Kaban yeni bir gelişme olarak da hastanelerde hala hastalar olduğuna dair duyum aldıklarını ve konuyla ilgili Sağlık Bakanlığı’na dilekçe yazdıklarını anlatıyor:
“Böyle bir durum varsa bilgilendirir misiniz diye yazdık. Onlardan haber bekliyoruz, bir haftadan fazla oldu göndereli. Hala yanıt gelmedi.”
Bu süreçte siyasetçilerle de görüştüklerini kaydeden DEMAK Başkanı şöyle devam ediyor:
“Milletvekilleriyle de görüştük. Hatay’ın AK Parti milletvekilleriyle konuştuk. Önerge vereceklerini söylediler. Önergeyi diğer muhalefet partileri verdi. Muhalefet partilerinin önergeleri de reddedildi.”
Kaban bayramdan sonra AK Partili vekillerle görüşmeyi düşündüklerini de sözlerine ekliyor.

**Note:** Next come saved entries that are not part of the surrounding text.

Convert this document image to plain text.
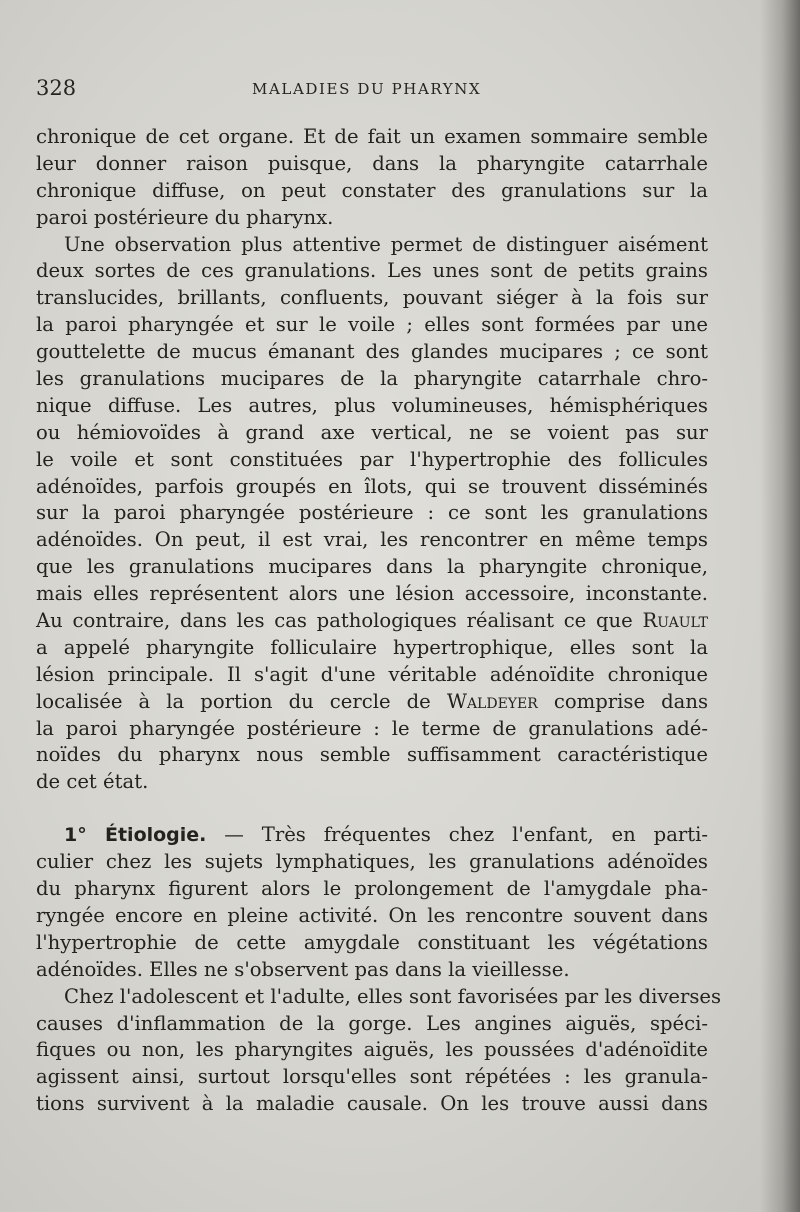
328	MALADIES DU PHARYNX
chronique de cet organe. Et de fait un examen sommaire semble
leur donner raison puisque, dans la pharyngite catarrhale
chronique diffuse, on peut constater des granulations sur la
paroi postérieure du pharynx.
Une observation plus attentive permet de distinguer aisément
deux sortes de ces granulations. Les unes sont de petits grains
translucides, brillants, confluents, pouvant siéger à la fois sur
la paroi pharyngée et sur le voile ; elles sont formées par une
gouttelette de mucus émanant des glandes mucipares ; ce sont
les granulations mucipares de la pharyngite catarrhale chro-
nique diffuse. Les autres, plus volumineuses, hémisphériques
ou hémiovoïdes à grand axe vertical, ne se voient pas sur
le voile et sont constituées par l'hypertrophie des follicules
adénoïdes, parfois groupés en îlots, qui se trouvent disséminés
sur la paroi pharyngée postérieure : ce sont les granulations
adénoïdes. On peut, il est vrai, les rencontrer en même temps
que les granulations mucipares dans la pharyngite chronique,
mais elles représentent alors une lésion accessoire, inconstante.
Au contraire, dans les cas pathologiques réalisant ce que Ruault
a appelé pharyngite folliculaire hypertrophique, elles sont la
lésion principale. Il s'agit d'une véritable adénoïdite chronique
localisée à la portion du cercle de Waldeyer comprise dans
la paroi pharyngée postérieure : le terme de granulations adé-
noïdes du pharynx nous semble suffisamment caractéristique
de cet état.
1° Étiologie. — Très fréquentes chez l'enfant, en parti-
culier chez les sujets lymphatiques, les granulations adénoïdes
du pharynx figurent alors le prolongement de l'amygdale pha-
ryngée encore en pleine activité. On les rencontre souvent dans
l'hypertrophie de cette amygdale constituant les végétations
adénoïdes. Elles ne s'observent pas dans la vieillesse.
Chez l'adolescent et l'adulte, elles sont favorisées par les diverses
causes d'inflammation de la gorge. Les angines aiguës, spéci-
fiques ou non, les pharyngites aiguës, les poussées d'adénoïdite
agissent ainsi, surtout lorsqu'elles sont répétées : les granula-
tions survivent à la maladie causale. On les trouve aussi dans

Bayram sabahı deprem bölgesinde yakınlarını kaybedenler mezarlıkları ziyaret etti. Yakınlarının mezar taşlarını temizleyen aileler,kabirlere çiçek de bıraktı.
Ziyaretçilerden biri Sağlık Bakanı Fahrettin Koca’ydı. Buradaki vatandaşlarla sohbet eden Koca ardından şunları söyledi:
“Bayramlar kaybettiklerimizin acılarını daha fazla hissettiğimiz günler. Acıları içimizde ama umutlarımız hep taze. Deprem nedeniyle yaşadığımız acıları azaltmak için tüm gücümüzle gayret sarf ediyoruz. Dün buradaydık, bugün buradayız, yarın da Hatay’ımızda olacağız. Rabb’im benzer felaketleri milletimize ve insanlığa göstermesin.”